My last ten days with the Navy aboard a Destroyer bring vividly to mind another trip on the high seas, a year ago. On the night of June fifth, aboard the Cruiser Tuscaloosa, when we started to move across the cold dark waters of the channel, the task of destroying the German Army looked tremendous. That Army included some 347 enemy divisions in all; sixty-odd of them in France, waiting behind the much-vaunted West Wall. A large proportion of the remainder was lined up against the Russians. The Russians were over a thousand miles to the east. There was little thought, in those days, of a junction between the two armies. The entire German Army was between us and our allies. Every thought was focused on those Normandy beaches and the hell of fire our men would soon be facing.
That’s why we need a National Rifle Association … to promote small-arms marksmanship, whether on the range or in the hunting field. I was never more convinced of the need of such skill; never more completely persuaded that it provides that essential something needed in addition to the American fighting man’s heart and ability; a something which cannot be left to a few final, hurried months.

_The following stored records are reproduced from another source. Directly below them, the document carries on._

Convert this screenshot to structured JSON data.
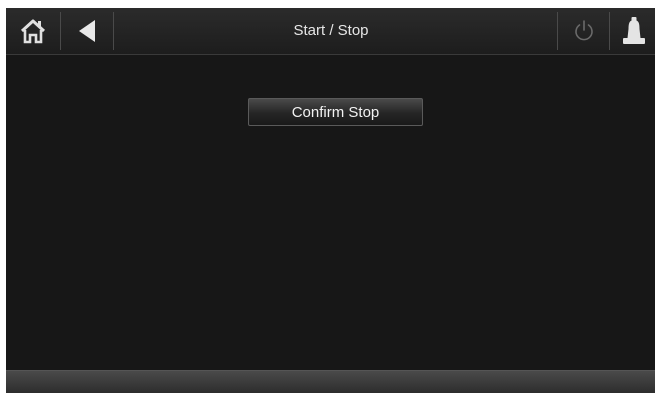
{
  "header": {
    "title": "Start / Stop",
    "home_icon": "home-icon",
    "back_icon": "back-arrow-icon",
    "power_icon": "power-icon",
    "alarm_icon": "alarm-bell-icon"
  },
  "main": {
    "confirm_stop_label": "Confirm Stop"
  },
  "colors": {
    "background": "#171717",
    "text": "#e6e6e6"
  }
}
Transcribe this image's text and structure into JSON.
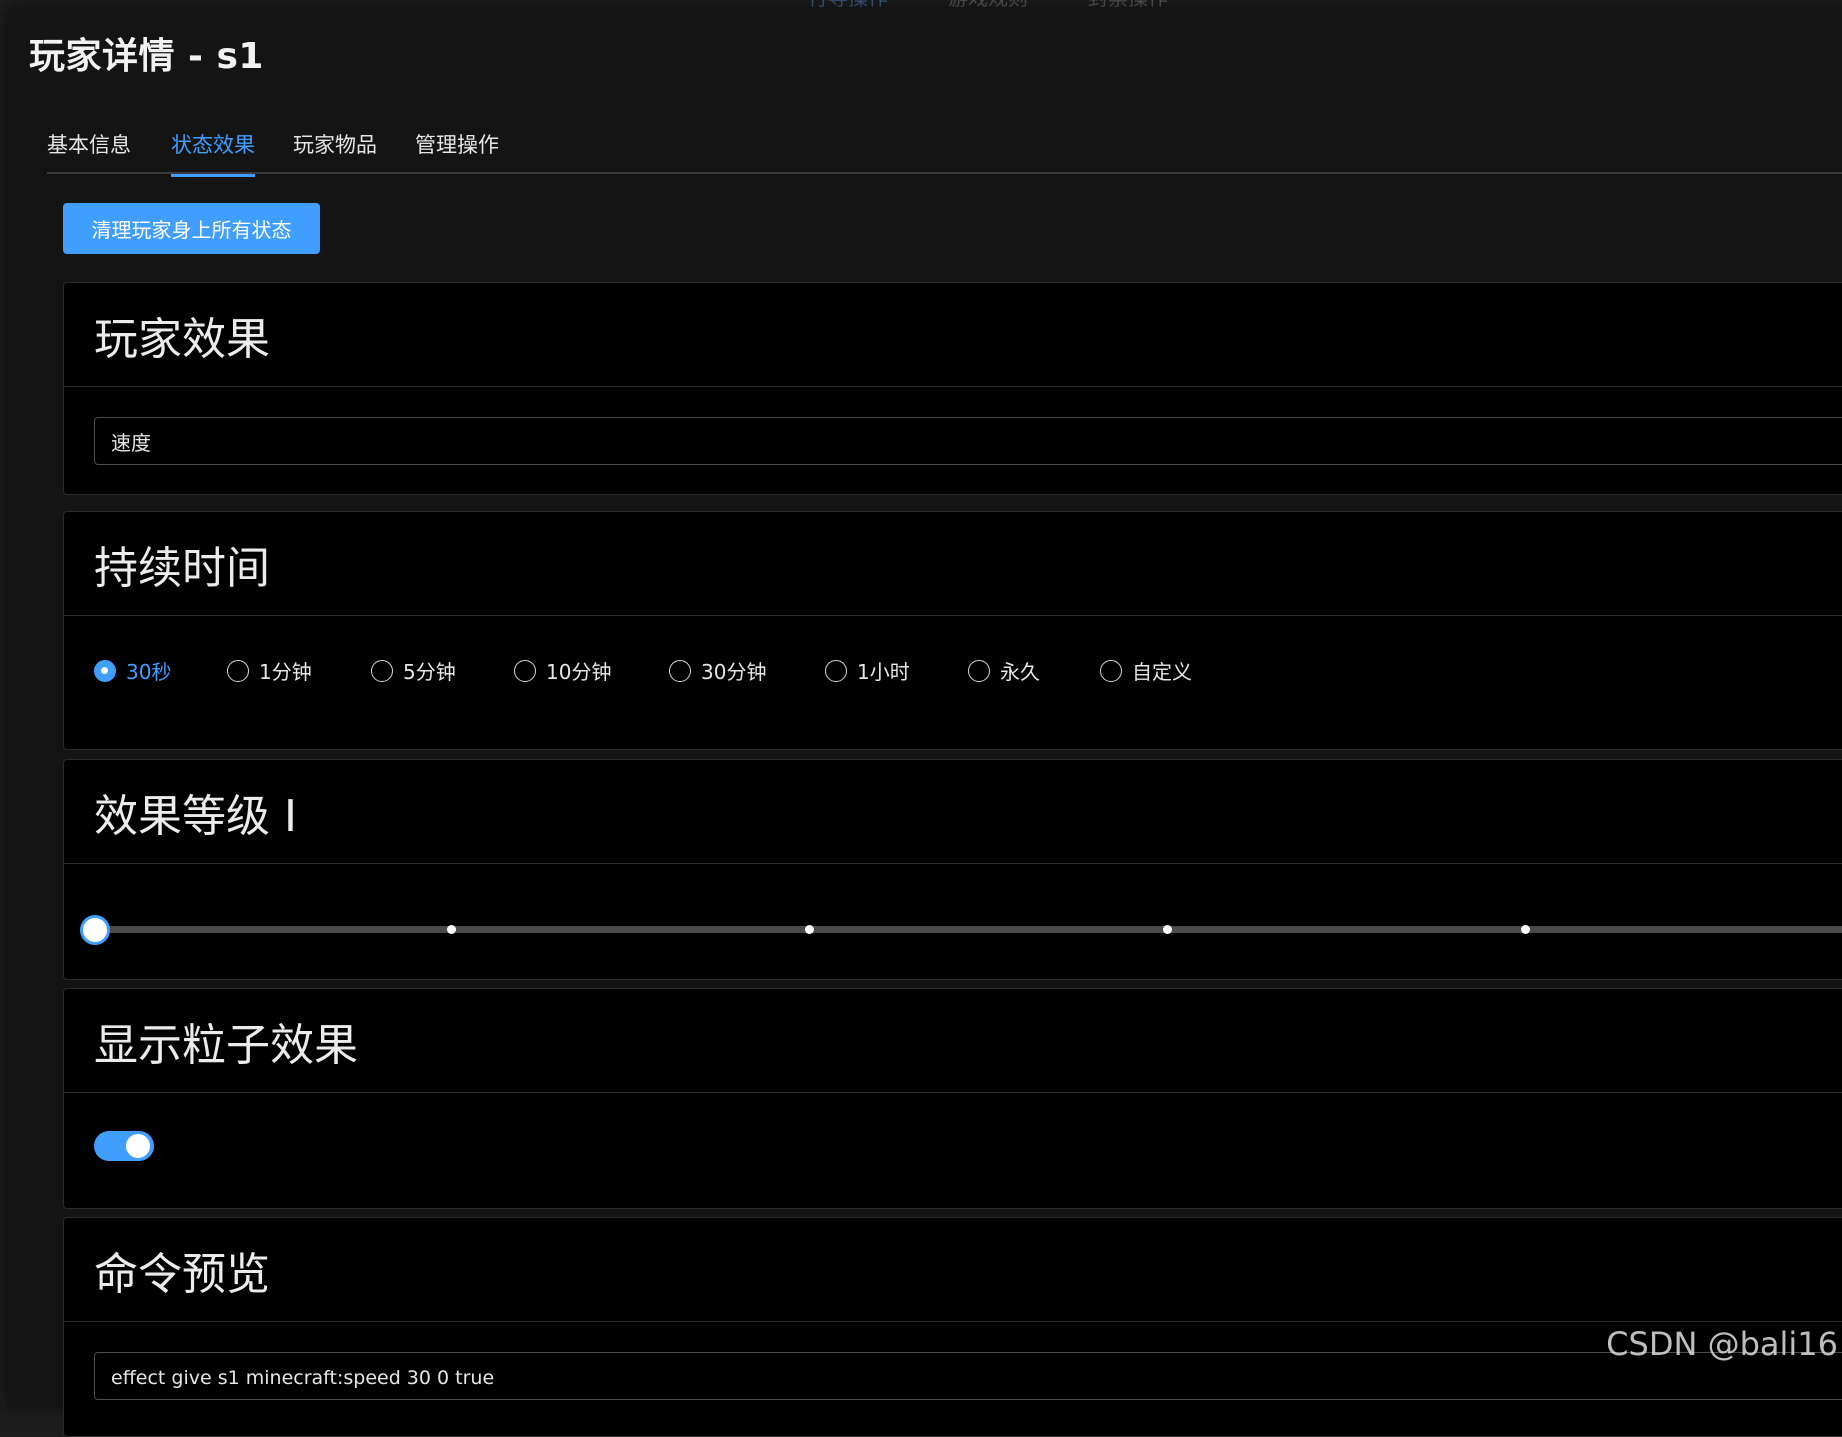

Space does not permit the recital here of untold instances where a hunter or a practiced target shooter, alone and single-handed, created havoc in the ranks of a determined enemy counterattack. I have tried to report some of those instances to you … The great tragedy is that there were not more of them. There could have been more, multiplied thousands more, if we had had more hunters, more expert riflemen, to call up from civilian ranks.
Next time, if there ever has to be a next time, it must be different! America must have those riflemen. American fighting men generally, not just in individual instances, must have that edge that skill with shoulder weapons gives.
I am convinced that we can and will have it; that the shooters of America, with evangelistic fervor, in the bonds of patriotism and good fellowship, will spread the gospel of shooting fun and shooting skill—for recreation and for national defense.